ATP-sensitive potassium (KATP) channel activation decreases intraocular pressure in the anterior chamber of the eye.

PURPOSE. ATP-sensitive potassium channel (K(ATP)) openers target key cellular events, many of which have been implicated in glaucoma. The authors sought to determine whether K(ATP) channel openers influence outflow facility in human anterior segment culture and intraocular pressure (IOP) in vivo. METHODS. Anterior segments from human eyes were placed in perfusion organ culture and treated with the K(ATP) channel openers diazoxide, nicorandil, and P1075 or the K(ATP) channel closer glyburide (glibenclamide).
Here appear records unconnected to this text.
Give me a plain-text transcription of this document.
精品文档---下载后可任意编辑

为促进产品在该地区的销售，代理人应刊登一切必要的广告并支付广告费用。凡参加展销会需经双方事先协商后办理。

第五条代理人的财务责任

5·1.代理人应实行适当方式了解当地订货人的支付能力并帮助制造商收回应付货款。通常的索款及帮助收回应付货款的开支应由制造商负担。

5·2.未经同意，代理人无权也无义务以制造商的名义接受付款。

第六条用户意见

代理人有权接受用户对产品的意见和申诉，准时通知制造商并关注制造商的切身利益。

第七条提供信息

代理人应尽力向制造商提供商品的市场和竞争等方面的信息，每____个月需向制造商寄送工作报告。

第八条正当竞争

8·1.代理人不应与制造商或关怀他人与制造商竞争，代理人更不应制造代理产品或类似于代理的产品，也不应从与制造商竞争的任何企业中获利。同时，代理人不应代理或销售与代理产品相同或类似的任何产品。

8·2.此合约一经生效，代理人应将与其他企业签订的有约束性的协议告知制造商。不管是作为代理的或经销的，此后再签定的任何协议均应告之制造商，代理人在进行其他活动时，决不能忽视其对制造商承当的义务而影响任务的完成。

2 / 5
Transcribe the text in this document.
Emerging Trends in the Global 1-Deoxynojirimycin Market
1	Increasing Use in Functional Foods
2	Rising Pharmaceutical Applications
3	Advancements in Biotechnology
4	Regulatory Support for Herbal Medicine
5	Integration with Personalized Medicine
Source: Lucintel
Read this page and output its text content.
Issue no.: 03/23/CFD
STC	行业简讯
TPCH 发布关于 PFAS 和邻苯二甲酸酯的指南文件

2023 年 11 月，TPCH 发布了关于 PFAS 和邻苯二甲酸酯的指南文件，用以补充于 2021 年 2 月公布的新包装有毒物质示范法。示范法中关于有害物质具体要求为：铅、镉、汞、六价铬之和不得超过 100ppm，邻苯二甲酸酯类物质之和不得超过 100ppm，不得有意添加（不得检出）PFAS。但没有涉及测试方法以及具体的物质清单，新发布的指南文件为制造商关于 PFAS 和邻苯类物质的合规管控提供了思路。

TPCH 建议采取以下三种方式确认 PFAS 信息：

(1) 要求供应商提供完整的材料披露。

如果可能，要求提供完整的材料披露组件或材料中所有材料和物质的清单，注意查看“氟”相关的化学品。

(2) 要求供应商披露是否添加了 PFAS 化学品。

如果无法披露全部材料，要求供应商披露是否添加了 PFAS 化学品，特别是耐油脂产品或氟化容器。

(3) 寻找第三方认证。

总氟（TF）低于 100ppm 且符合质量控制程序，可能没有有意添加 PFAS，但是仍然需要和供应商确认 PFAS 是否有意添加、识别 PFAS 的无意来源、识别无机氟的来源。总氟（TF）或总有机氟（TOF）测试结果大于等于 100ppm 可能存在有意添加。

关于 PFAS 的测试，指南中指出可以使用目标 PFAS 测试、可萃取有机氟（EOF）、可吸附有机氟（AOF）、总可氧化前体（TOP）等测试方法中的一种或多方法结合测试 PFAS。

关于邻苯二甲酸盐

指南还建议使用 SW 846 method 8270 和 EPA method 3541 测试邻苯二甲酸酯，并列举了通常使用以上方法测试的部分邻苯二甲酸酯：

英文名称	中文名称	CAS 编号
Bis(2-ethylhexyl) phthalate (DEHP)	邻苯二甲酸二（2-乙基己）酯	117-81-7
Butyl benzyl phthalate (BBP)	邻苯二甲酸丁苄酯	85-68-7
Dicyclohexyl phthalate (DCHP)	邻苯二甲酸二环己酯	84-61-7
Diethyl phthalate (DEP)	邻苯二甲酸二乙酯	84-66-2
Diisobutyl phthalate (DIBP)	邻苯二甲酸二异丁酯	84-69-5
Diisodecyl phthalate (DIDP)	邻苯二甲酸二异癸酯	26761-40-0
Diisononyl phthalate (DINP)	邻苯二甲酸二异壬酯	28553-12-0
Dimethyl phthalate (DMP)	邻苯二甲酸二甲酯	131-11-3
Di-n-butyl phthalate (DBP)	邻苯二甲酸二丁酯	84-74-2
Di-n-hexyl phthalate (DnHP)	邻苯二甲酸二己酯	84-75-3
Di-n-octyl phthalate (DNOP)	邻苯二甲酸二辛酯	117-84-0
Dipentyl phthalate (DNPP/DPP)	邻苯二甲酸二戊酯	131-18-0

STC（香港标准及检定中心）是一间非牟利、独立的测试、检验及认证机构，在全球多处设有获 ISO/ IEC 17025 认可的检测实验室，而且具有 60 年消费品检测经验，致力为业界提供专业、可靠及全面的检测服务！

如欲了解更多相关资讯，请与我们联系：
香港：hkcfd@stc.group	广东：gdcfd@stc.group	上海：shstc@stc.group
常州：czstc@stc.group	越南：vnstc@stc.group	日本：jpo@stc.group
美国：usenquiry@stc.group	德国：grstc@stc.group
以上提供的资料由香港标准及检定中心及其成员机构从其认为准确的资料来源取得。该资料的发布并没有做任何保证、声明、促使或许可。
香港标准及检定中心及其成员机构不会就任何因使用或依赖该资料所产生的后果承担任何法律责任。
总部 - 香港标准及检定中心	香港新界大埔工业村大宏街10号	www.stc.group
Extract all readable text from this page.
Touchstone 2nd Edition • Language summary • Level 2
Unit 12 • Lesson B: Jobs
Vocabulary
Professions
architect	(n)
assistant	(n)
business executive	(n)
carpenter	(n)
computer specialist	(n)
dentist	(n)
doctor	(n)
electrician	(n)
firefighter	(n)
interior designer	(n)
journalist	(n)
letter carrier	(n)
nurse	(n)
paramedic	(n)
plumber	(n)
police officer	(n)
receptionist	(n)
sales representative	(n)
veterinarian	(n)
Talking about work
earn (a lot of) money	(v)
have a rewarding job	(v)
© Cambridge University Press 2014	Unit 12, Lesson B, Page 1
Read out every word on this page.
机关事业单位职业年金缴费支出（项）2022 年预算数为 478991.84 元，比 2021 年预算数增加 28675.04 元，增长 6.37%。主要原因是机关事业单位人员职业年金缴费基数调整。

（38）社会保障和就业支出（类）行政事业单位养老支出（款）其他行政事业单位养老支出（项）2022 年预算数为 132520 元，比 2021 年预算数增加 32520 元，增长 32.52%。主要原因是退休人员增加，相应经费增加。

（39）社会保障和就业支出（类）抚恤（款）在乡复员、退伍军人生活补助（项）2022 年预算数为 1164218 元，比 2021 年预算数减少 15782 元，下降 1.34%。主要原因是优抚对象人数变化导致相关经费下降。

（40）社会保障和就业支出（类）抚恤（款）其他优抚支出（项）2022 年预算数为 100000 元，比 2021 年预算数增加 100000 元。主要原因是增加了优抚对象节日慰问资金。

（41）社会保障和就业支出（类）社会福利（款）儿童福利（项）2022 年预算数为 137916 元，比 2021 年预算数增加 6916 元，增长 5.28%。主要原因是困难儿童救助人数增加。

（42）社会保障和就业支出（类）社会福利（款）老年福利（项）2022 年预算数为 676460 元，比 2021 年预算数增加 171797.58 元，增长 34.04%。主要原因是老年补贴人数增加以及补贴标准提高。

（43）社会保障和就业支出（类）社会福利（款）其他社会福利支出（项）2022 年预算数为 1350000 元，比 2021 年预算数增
The presence, functionality, and specificity of K(ATP) channels were determined by RT-PCR, immunohistochemistry, and inside-out patch clamp in human trabecular meshwork (TM) tissue or primary cultures of normal human trabecular meshwork (NTM) cells. The effect of diazoxide on IOP in anesthetized Brown Norway rats was measured with a rebound tonometer. RESULTS. K(ATP) channel openers increased outflow facility in human anterior segments (0.14 ± 0.02 to 0.26 ± 0.09 μL/min/mm Hg; P < 0.001) compared with fellow control eyes (0.22 ± 0.11 to 0.21 ± 0.11 μL/min/mm Hg; P > 0.5). The effect was reversible, with outflow facility returning to baseline after drug removal. The addition of glyburide inhibited diazoxide from increasing outflow facility. Electrophysiology confirmed the presence and specificity of functional K(ATP) channels. K(ATP) channel subunits K(ir)6.1, K(ir)6.2, SUR2A, and SUR2B were expressed in TM and NTM cells. In vivo, diazoxide significantly lowered IOP in Brown Norway rats. CONCLUSIONS. Functional K(ATP) channels are present in the trabecular meshwork. When activated by K(ATP) channel openers, these channels increase outflow facility through the trabecular outflow pathway in human anterior segment organ culture and decrease IOP in Brown Norway rat eyes.